Arctic (2019) - Just A Short While!

★★★☆☆

The film opens with an intriguing scene where a seemingly battled, exhausted man is digging up trenches on some snow covered land that is supposed to be part of the Arctic as we learn from the title. It seems like he's looking for something underground at first but later as the camera allows us to look at it from high above, we realize that he's in fact digging up to display three big letters: SOS! He has been hoping for some time that someone flying over would notice it and help him out. Now we know that he's a man stranded alone in a place where some would, ironically, go for fun and excitement instead!

'Arctic' is a very quiet film with few dialogues. It would have been, I guess, completely dialogue-free if Mads Mikkelsen's Overgard hadn't run into the woman and the other guy who unfortunately crash their helicopter trying to rescue him. As the other guy dies at the scene, left is Overgard finally making up his mind to want to carry the injured woman in a sledge to the nearest seasonal station up north just on foot. The journey could be so hard to finish even for a strong healthy person. Two dying souls would just mean no chance of success to reach it and survive! But Overgard is not giving up, neither on himself nor on the woman, not until... well, I'd better leave you to find out for yourself. All I can tell is, the film ends exactly the way it should, nice and neat in a sense!
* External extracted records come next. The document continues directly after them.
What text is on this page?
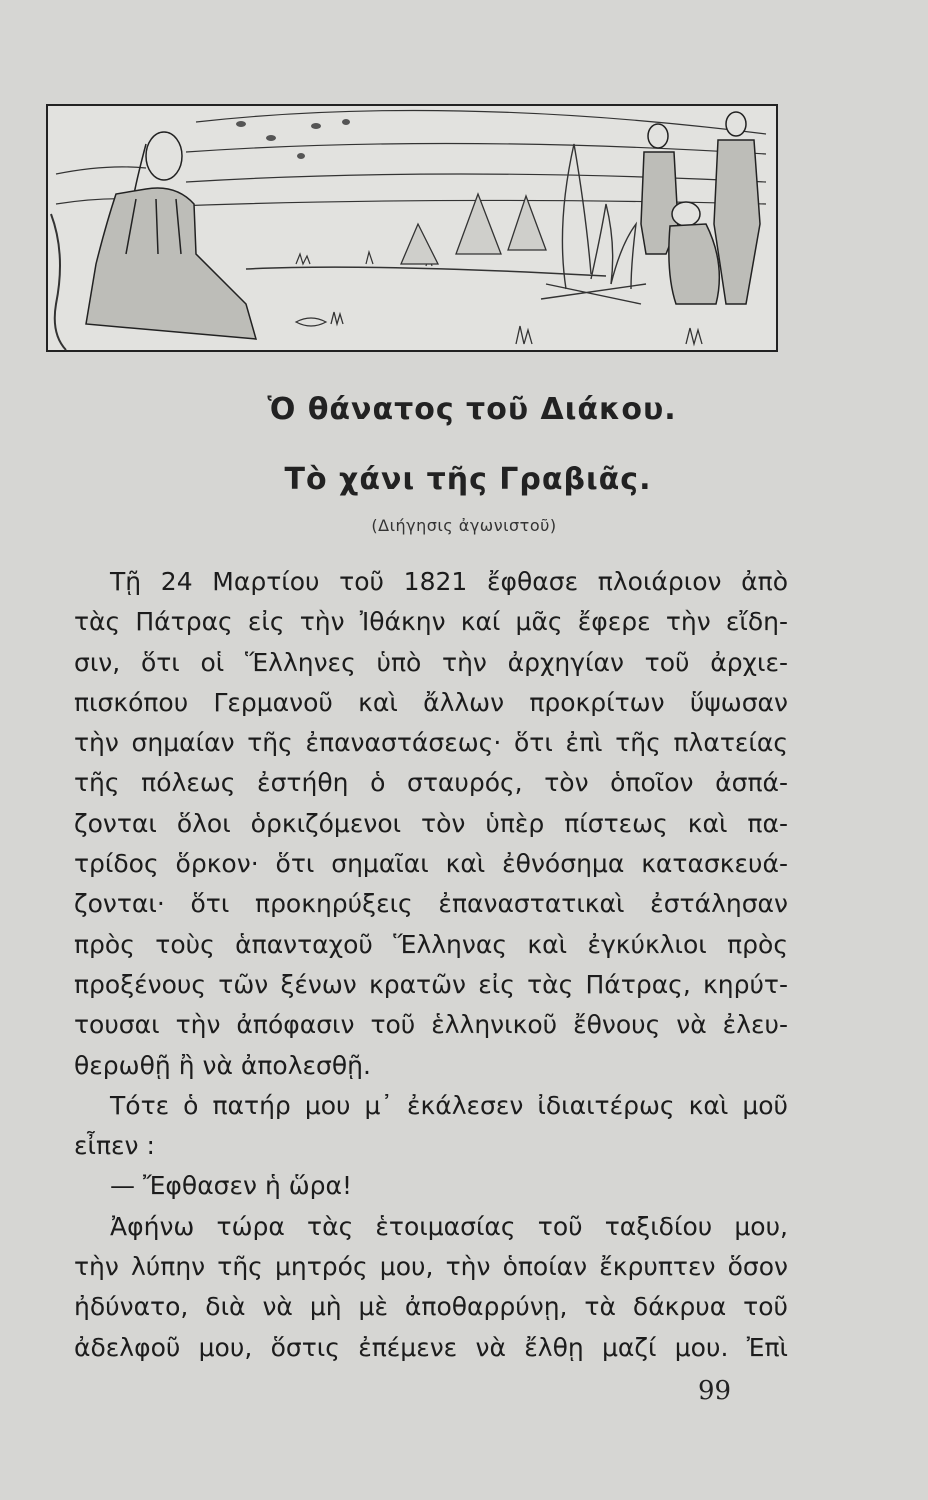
Ὁ θάνατος τοῦ Διάκου.
Τὸ χάνι τῆς Γραβιᾶς.

(Διήγησις ἀγωνιστοῦ)

Τῇ 24 Μαρτίου τοῦ 1821 ἔφθασε πλοιάριον ἀπὸ
τὰς Πάτρας εἰς τὴν Ἰθάκην καί μᾶς ἔφερε τὴν εἴδη-
σιν, ὅτι οἱ Ἕλληνες ὑπὸ τὴν ἀρχηγίαν τοῦ ἀρχιε-
πισκόπου Γερμανοῦ καὶ ἄλλων προκρίτων ὕψωσαν
τὴν σημαίαν τῆς ἐπαναστάσεως· ὅτι ἐπὶ τῆς πλατείας
τῆς πόλεως ἐστήθη ὁ σταυρός, τὸν ὁποῖον ἀσπά-
ζονται ὅλοι ὁρκιζόμενοι τὸν ὑπὲρ πίστεως καὶ πα-
τρίδος ὅρκον· ὅτι σημαῖαι καὶ ἐθνόσημα κατασκευά-
ζονται· ὅτι προκηρύξεις ἐπαναστατικαὶ ἐστάλησαν
πρὸς τοὺς ἁπανταχοῦ Ἕλληνας καὶ ἐγκύκλιοι πρὸς
προξένους τῶν ξένων κρατῶν εἰς τὰς Πάτρας, κηρύτ-
τουσαι τὴν ἀπόφασιν τοῦ ἑλληνικοῦ ἔθνους νὰ ἐλευ-
θερωθῇ ἢ νὰ ἀπολεσθῇ.
Τότε ὁ πατήρ μου μ᾽ ἐκάλεσεν ἰδιαιτέρως καὶ μοῦ
εἶπεν :
— Ἔφθασεν ἡ ὥρα!
Ἀφήνω τώρα τὰς ἑτοιμασίας τοῦ ταξιδίου μου,
τὴν λύπην τῆς μητρός μου, τὴν ὁποίαν ἔκρυπτεν ὅσον
ἠδύνατο, διὰ νὰ μὴ μὲ ἀποθαρρύνῃ, τὰ δάκρυα τοῦ
ἀδελφοῦ μου, ὅστις ἐπέμενε νὰ ἔλθῃ μαζί μου. Ἐπὶ
99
This is a film about making hard choices to survive an exceedingly harsh scenario. It reminds me of another one-man show of survival, Tom Hanks' 'Cast Away' in 2000, from which we're supposed to learn that nothing should be taken for granted, not even the air we breathe every single second. In Buddhism, the worst enemy to the Enlightenment is but our habits. Our habit of regretting the past and worrying about the future and therefore unable to live in the present; of differentiating things so as to feel easy and proud; of seeing things as a whole, not as compound, and therefore we feel like everything every day is more or less the same! We're never really able to appreciate things around because we see them not as they are but as we think they are. So an encouraging film like 'Arctic' is much more preferred to some mindless blockbusters out there because it may make you see the truth even if it's for just a short while!